The popular runtime environment Node.js for back-end web development makes it easier to create more complex and large-scale apps. However, the complexity of the codebase and dependency management become more difficult.
As working on a project, developers frequently run across the issue of the node_modules directory growing quickly. Because of its constant expansion, integrating this directory into version control repositories presents a considerable challenge. Developers utilize the .gitignore file as a crucial tool for resolving this issue. This file is essential for reducing versioning issues and facilitating a simpler, more effective project dependency management process.
In this article, we will look at various elements of managing Node.js dependencies, explore the usage of .gitignore, and discover best practices for maintaining a clean and functional Git repository. Let’s start with a short introduction to node_modules.
Introduction to node_modules Folder
In most Node.js applications, the node_modules folder is a common folder. It acts as the area where Node.js stores project dependencies by default. These dependencies are usually downloaded and kept in the node_modules folder when you install additional modules for your Node.js project via npm (Node Package Manager) or yarn.
The node_modules directory serves the following main purposes:
- Node.js projects require dependencies, which are external libraries or modules. The main function of node_modules is to hold these dependencies. The project package includes information on these dependencies in package.json.
- Every Node.js project has the option to have a node_modules directory of its own, which guarantees that dependencies are kept within the project. Node.js allows projects to specify the exact versions of their dependencies in the package.json file.
- Project dependencies may be quickly installed in the node_modules directory by developers from the package.json file by using commands like yarn install or npm install.
Introduction to .gitignore File
Git version control allows the intentional removal of specific files and directories from tracking, which may be accomplished by using a special file called “.gitignore”. Placed at the root of the repository, this file acts as a configuration file to define untracked items that Git should ignore.
When you have new files that you want to ignore, you must manually modify and commit the .gitignore file. The .gitignore file includes patterns that are matched against file names in your repository to decide whether or not they should be ignored. Notably, there is no explicit “git ignore” command.

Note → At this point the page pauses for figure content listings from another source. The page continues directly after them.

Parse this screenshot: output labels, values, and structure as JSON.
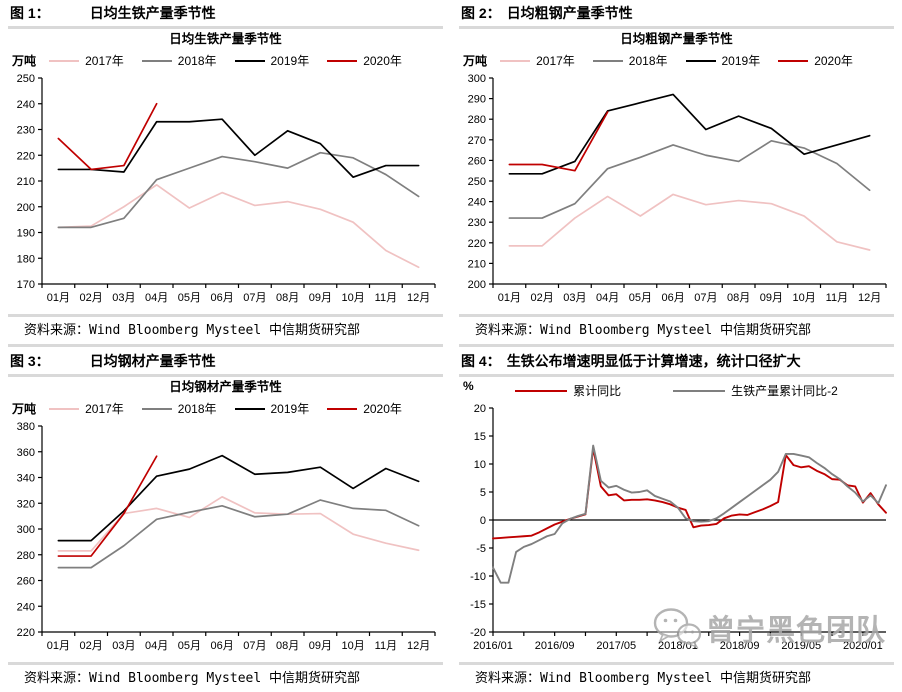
{
  "watermark": {
    "text": "曾宁黑色团队",
    "icon": "wechat-icon",
    "color": "#a8a8a8"
  },
  "colors": {
    "divider": "#d9d9d9",
    "axis": "#000000",
    "pink_2017": "#f0c2c2",
    "gray_2018": "#7f7f7f",
    "black_2019": "#000000",
    "red_2020": "#c00000"
  },
  "figures": [
    {
      "label": "图 1：",
      "title": "日均生铁产量季节性",
      "source": "资料来源：Wind Bloomberg Mysteel 中信期货研究部"
    },
    {
      "label": "图 2：",
      "title": "日均粗钢产量季节性",
      "source": "资料来源：Wind Bloomberg Mysteel 中信期货研究部"
    },
    {
      "label": "图 3：",
      "title": "日均钢材产量季节性",
      "source": "资料来源：Wind Bloomberg Mysteel 中信期货研究部"
    },
    {
      "label": "图 4：",
      "title": "生铁公布增速明显低于计算增速，统计口径扩大",
      "source": "资料来源：Wind Bloomberg Mysteel 中信期货研究部"
    }
  ],
  "chart_data": [
    {
      "type": "line",
      "title": "日均生铁产量季节性",
      "unit": "万吨",
      "ylim": [
        170,
        250
      ],
      "y_step": 10,
      "grid": false,
      "legend_position": "top",
      "categories": [
        "01月",
        "02月",
        "03月",
        "04月",
        "05月",
        "06月",
        "07月",
        "08月",
        "09月",
        "10月",
        "11月",
        "12月"
      ],
      "series": [
        {
          "name": "2017年",
          "color": "#f0c2c2",
          "values": [
            192,
            192.5,
            200,
            208.5,
            199.5,
            205.5,
            200.5,
            202,
            199,
            194,
            183,
            176.5
          ]
        },
        {
          "name": "2018年",
          "color": "#7f7f7f",
          "values": [
            192,
            192,
            195.5,
            210.5,
            215,
            219.5,
            217.5,
            215,
            221,
            219,
            212.5,
            204
          ]
        },
        {
          "name": "2019年",
          "color": "#000000",
          "values": [
            214.5,
            214.5,
            213.5,
            233,
            233,
            234,
            220,
            229.5,
            224.5,
            211.5,
            216,
            216
          ]
        },
        {
          "name": "2020年",
          "color": "#c00000",
          "values": [
            226.5,
            214.5,
            216,
            240
          ]
        }
      ]
    },
    {
      "type": "line",
      "title": "日均粗钢产量季节性",
      "unit": "万吨",
      "ylim": [
        200,
        300
      ],
      "y_step": 10,
      "grid": false,
      "legend_position": "top",
      "categories": [
        "01月",
        "02月",
        "03月",
        "04月",
        "05月",
        "06月",
        "07月",
        "08月",
        "09月",
        "10月",
        "11月",
        "12月"
      ],
      "series": [
        {
          "name": "2017年",
          "color": "#f0c2c2",
          "values": [
            218.5,
            218.5,
            232,
            242.5,
            233,
            243.5,
            238.5,
            240.5,
            239,
            233,
            220.5,
            216.5
          ]
        },
        {
          "name": "2018年",
          "color": "#7f7f7f",
          "values": [
            232,
            232,
            239,
            256,
            261.5,
            267.5,
            262.5,
            259.5,
            269.5,
            266,
            258.5,
            245.5
          ]
        },
        {
          "name": "2019年",
          "color": "#000000",
          "values": [
            253.5,
            253.5,
            259.5,
            284,
            288,
            292,
            275,
            281.5,
            275.5,
            263,
            267.5,
            272
          ]
        },
        {
          "name": "2020年",
          "color": "#c00000",
          "values": [
            258,
            258,
            255,
            283.5
          ]
        }
      ]
    },
    {
      "type": "line",
      "title": "日均钢材产量季节性",
      "unit": "万吨",
      "ylim": [
        220,
        380
      ],
      "y_step": 20,
      "grid": false,
      "legend_position": "top",
      "categories": [
        "01月",
        "02月",
        "03月",
        "04月",
        "05月",
        "06月",
        "07月",
        "08月",
        "09月",
        "10月",
        "11月",
        "12月"
      ],
      "series": [
        {
          "name": "2017年",
          "color": "#f0c2c2",
          "values": [
            283,
            283,
            312,
            316,
            309,
            325,
            312.5,
            311.5,
            312,
            296,
            289,
            283.5
          ]
        },
        {
          "name": "2018年",
          "color": "#7f7f7f",
          "values": [
            270,
            270,
            287,
            307.5,
            313,
            318,
            309.5,
            311.5,
            322.5,
            316,
            314.5,
            302.5
          ]
        },
        {
          "name": "2019年",
          "color": "#000000",
          "values": [
            291,
            291,
            314,
            341,
            346.5,
            357,
            342.5,
            344,
            348,
            331.5,
            347,
            337
          ]
        },
        {
          "name": "2020年",
          "color": "#c00000",
          "values": [
            279,
            279,
            312,
            356.5
          ]
        }
      ]
    },
    {
      "type": "line",
      "title": null,
      "unit": "%",
      "ylim": [
        -20,
        20
      ],
      "y_step": 5,
      "grid": false,
      "zero_line": true,
      "legend_position": "top",
      "n_points": 52,
      "x_minor_tick_every": 4,
      "x_labels": [
        "2016/01",
        "2016/09",
        "2017/05",
        "2018/01",
        "2018/09",
        "2019/05",
        "2020/01"
      ],
      "x_label_indices": [
        0,
        8,
        16,
        24,
        32,
        40,
        48
      ],
      "series": [
        {
          "name": "累计同比",
          "color": "#c00000",
          "width": 1.9,
          "values": [
            -3.3,
            -3.2,
            -3.1,
            -3.0,
            -2.9,
            -2.8,
            -2.2,
            -1.5,
            -0.8,
            -0.3,
            0.2,
            0.6,
            1.0,
            12.8,
            6.0,
            4.4,
            4.6,
            3.5,
            3.6,
            3.6,
            3.7,
            3.5,
            3.2,
            2.8,
            2.2,
            1.8,
            -1.3,
            -1.0,
            -0.9,
            -0.7,
            0.3,
            0.8,
            1.0,
            0.9,
            1.4,
            1.9,
            2.5,
            3.2,
            11.6,
            9.8,
            9.4,
            9.6,
            8.8,
            8.2,
            7.3,
            7.2,
            6.2,
            6.0,
            3.1,
            4.8,
            2.8,
            1.3
          ]
        },
        {
          "name": "生铁产量累计同比-2",
          "color": "#7f7f7f",
          "width": 1.9,
          "values": [
            -8.5,
            -11.2,
            -11.2,
            -5.7,
            -4.8,
            -4.3,
            -3.6,
            -2.9,
            -2.5,
            -0.6,
            0.2,
            0.7,
            1.1,
            13.3,
            7.0,
            5.8,
            6.1,
            5.4,
            4.9,
            5.0,
            5.3,
            4.3,
            3.8,
            3.3,
            2.2,
            0.3,
            -0.2,
            -0.3,
            -0.2,
            0.3,
            1.2,
            2.2,
            3.2,
            4.2,
            5.2,
            6.2,
            7.2,
            8.6,
            11.8,
            11.8,
            11.5,
            11.2,
            10.2,
            9.3,
            8.2,
            7.3,
            6.0,
            4.9,
            3.3,
            4.4,
            3.0,
            6.2
          ]
        }
      ]
    }
  ]
}
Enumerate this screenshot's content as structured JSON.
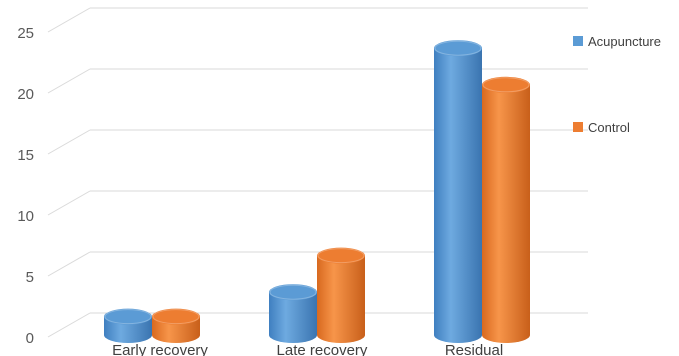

Creating a .gitignore File to Ignore node_modules
Step 1: To create a .gitignore file, first open your terminal with the project root directory and run the following command:
echo ""> .gitignore
In this image, we can see that after using the command “echo “”> .gitignore” an empty .gitignore file is created inside the root directory
Step 2: Open the .gitignore file, and specify the file names that you wish to ignore. Every file name has to be typed on a separate line, for example:
This image shows that we have added a file named “input2.txt” and a folder named “node_modules” inside the .gitignore file as an example.
Step 3: Initialize and commit git in your terminal:
git add .
git commit -m "First Commit"
Step 4: Verify the git repository’s status. Every time you make changes and commit, git will disregard the file or files you put into the .gitignore file:
After committing the codebase with the .gitignore file you will be able to see which files are disregarded based on the patterns set in the .gitignore file.
The “git status —ignored” command is usually used to provide information about files in your repository that have been ignored, as seen in the image above.
Note: A .gitignore file is usually stored in the repository’s root directory. The parent directory and the current working directory are other names for the root directory. All of the project’s files and other folders are located in the root folder.
Why We Should Not Commit node_modules in GitHub?
- Reduced complexity in pull requests: There will be many more files involved in the process of a pull request or merging if the dependencies are being changed. Tools start to lag or even choose not to display the entire difference.
- Size of repository: The repository size is minimized by removing the node_modules directory from version control. It will eventually be faster to work with because you won’t have to add hundreds of MB of dependencies to your repository.
- To maintain a spotless Git history: The package.json and package-lock.json file updates are stored when a new package is added. All you need to keep is the change in the package-lock.json file when you wish to upgrade the package version.
- Dependency-related merge conflicts: Working with branches may result in merge conflicts involving dependency code rather than just your code.
Removing node_modules from Version Control
Step 1: Create a file name .gitignore and add a pattern for the file or folder that you wish to ignore inside .gitignore file:
Step 2: To remove the node_module from git we can use the command:
git rm -r --cached node_modules
Step 3: Now we can commit and push the changes in the code:
git commit -m "remove node_modules"
git push origin main
To sum up, understanding how to use .gitignore for the node_modules directory is a prerequisite to using version control effectively for Node.js applications. If not managed carefully, the node_modules directory, which contains project dependencies, can have significant effects on repository size, cloning times, and overall project performance.